Un petit mardi soir comme un autre. Mais au cinquième étage du Centre Eaton, c’est la fête. Popcorn, bonbons et jus d’orange coulent à flots. Le musée Grévin Montréal fête le lancement du tout premier livre de PL Cloutier. Et des centaines de jeunes se sont acheté des billets pour y assister.
PL qui ? PL Cloutier, un youtubeur suivi par près de 300 000 abonnés, qui délire quotidiennement sur le web, à faire frire des trucs bizarres dans sa friteuse ou tester des produits avec des invités choisis. Entre un « bon verre de vin » et 100 couches de Nutella, le jeune homme de soi-disant « 25 ans » passe aussi quelques messages plus personnels, notamment au sujet de son coming out, de son homosexualité, bref, de la diversité.
Dans Toute va ben été, publié cette semaine aux Éditions de l’Homme, PL Cloutier fait le récit « sans prétention » de « ce que la vie [lui] a appris… ou pas », rit-il en entrevue.
« Je fais des vidéos parce que j’avais envie d’en faire », précise d’emblée celui qui a longtemps voulu percer à la télé. S’il est devenu par la bande et sur YouTube un modèle pour des milliers de jeunes, « tant mieux ». « Mais ce n’est pas un rôle que je me donne, dit-il. Je me permets des impertinences… »
Un modèle authentique
Dans son livre, il propose plusieurs réflexions qui lui confèrent plus ou moins un rôle de « grand frère », notamment son récit entourant le bal des finissants (trop d’attentes), l’alcool (la tequila, c’est non !) et bien évidemment son coming out (jamais terminé).
Dans la foule venue l’applaudir mardi soir, beaucoup de jeunes filles ont indiqué apprécier son humour et son authenticité, et quelques garçons, son ouverture. Un couple pansexuel de 20 ans nous a aussi confié que c’était grâce à PL Cloutier qu’ils arrivaient aujourd’hui « à s’affirmer en tant que qui ils sont. C’est-à-dire en tant que pansexuels [contrairement aux bisexuels, ils rejettent la binarité des genres] ».
« Parce qu’il manque de modèles, effectivement. Il a changé notre façon de voir les choses. Il nous a fait voir les choses plus positivement. »

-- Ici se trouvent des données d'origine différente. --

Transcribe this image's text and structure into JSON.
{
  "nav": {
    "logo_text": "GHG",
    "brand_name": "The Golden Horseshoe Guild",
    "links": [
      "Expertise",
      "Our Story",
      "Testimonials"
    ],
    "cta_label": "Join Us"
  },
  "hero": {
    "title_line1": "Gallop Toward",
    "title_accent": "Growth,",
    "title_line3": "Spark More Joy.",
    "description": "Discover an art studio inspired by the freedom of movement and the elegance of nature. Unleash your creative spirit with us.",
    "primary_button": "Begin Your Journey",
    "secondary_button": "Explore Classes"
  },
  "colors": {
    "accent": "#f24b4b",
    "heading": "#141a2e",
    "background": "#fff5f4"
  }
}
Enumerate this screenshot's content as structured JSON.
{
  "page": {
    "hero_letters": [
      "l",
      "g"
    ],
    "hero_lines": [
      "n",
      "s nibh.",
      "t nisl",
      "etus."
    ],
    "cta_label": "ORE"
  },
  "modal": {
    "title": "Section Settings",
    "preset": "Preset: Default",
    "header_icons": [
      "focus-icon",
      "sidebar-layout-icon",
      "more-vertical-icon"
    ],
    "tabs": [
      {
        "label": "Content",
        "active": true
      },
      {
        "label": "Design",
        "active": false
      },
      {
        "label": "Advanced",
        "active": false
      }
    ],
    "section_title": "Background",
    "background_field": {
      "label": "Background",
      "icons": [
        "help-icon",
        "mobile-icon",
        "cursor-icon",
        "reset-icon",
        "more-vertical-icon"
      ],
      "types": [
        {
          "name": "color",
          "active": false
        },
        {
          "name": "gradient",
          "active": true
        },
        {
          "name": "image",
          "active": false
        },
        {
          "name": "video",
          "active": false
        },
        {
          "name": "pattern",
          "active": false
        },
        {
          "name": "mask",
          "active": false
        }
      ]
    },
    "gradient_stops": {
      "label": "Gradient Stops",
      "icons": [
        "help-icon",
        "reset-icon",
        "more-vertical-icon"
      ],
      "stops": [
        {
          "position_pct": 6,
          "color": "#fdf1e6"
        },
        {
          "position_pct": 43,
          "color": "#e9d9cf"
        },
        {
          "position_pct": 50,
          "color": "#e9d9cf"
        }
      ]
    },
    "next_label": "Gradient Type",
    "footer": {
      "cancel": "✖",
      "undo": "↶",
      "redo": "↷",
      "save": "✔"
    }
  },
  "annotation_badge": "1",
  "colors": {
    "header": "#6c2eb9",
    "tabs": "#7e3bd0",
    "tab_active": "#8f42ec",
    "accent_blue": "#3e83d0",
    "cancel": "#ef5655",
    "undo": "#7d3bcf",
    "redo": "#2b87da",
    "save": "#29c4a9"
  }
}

— Kathy, 20 ans, et Maxime, 21 ans
Parmi les parents présents, beaucoup ont avoué peu connaître le personnage. D’autres ont dit apprécier son ouverture, voire sa légèreté. « J’ai finalement compris, rit une mère. Il y a beaucoup de choses très sérieuses dans la vie, mais ici, YouTube, c’est un espace pour rire. » Bien sûr, elle aurait préféré que les modèles de ses enfants soient plus « inspirants », glisse- t-elle, voire « engagés ». Faute de quoi, croit-elle, « il faut, comme parents, leur offrir d’autres modèles, pour qu’il y ait un équilibre. Il faut bien les accompagner ».
Une responsabilité ?
Accaparés par leurs fans qui leur quémandaient sans cesse des égoportraits, plusieurs youtubeurs présents au lancement nous ont tout de même signalé prendre leur rôle de modèles au sérieux. À commencer par Gabrielle Marion, youtubeuse trans de 24 ans (25 000 abonnés), qui a précisément changé l’angle de sa chaîne pour documenter sa transition. « Avant, je faisais de la beauté pour le fun, mais quand j’ai commencé ma transition, j’ai changé le sujet de ma chaîne pour aider les gens, dit-elle. Je voulais montrer ce que c’est, comment ça fonctionne. Parce que moi, plus jeune, j’aurais aimé qu’on me dise tout ça. Un trans, je n’ai pas su que ça existait avant d’avoir 18 ans ! », signale-t-elle, glissant au passage ne pas faire des vidéos que pour les gens « comme [elle] », mais aussi pour « ouvrir un peu la pensée des gens ».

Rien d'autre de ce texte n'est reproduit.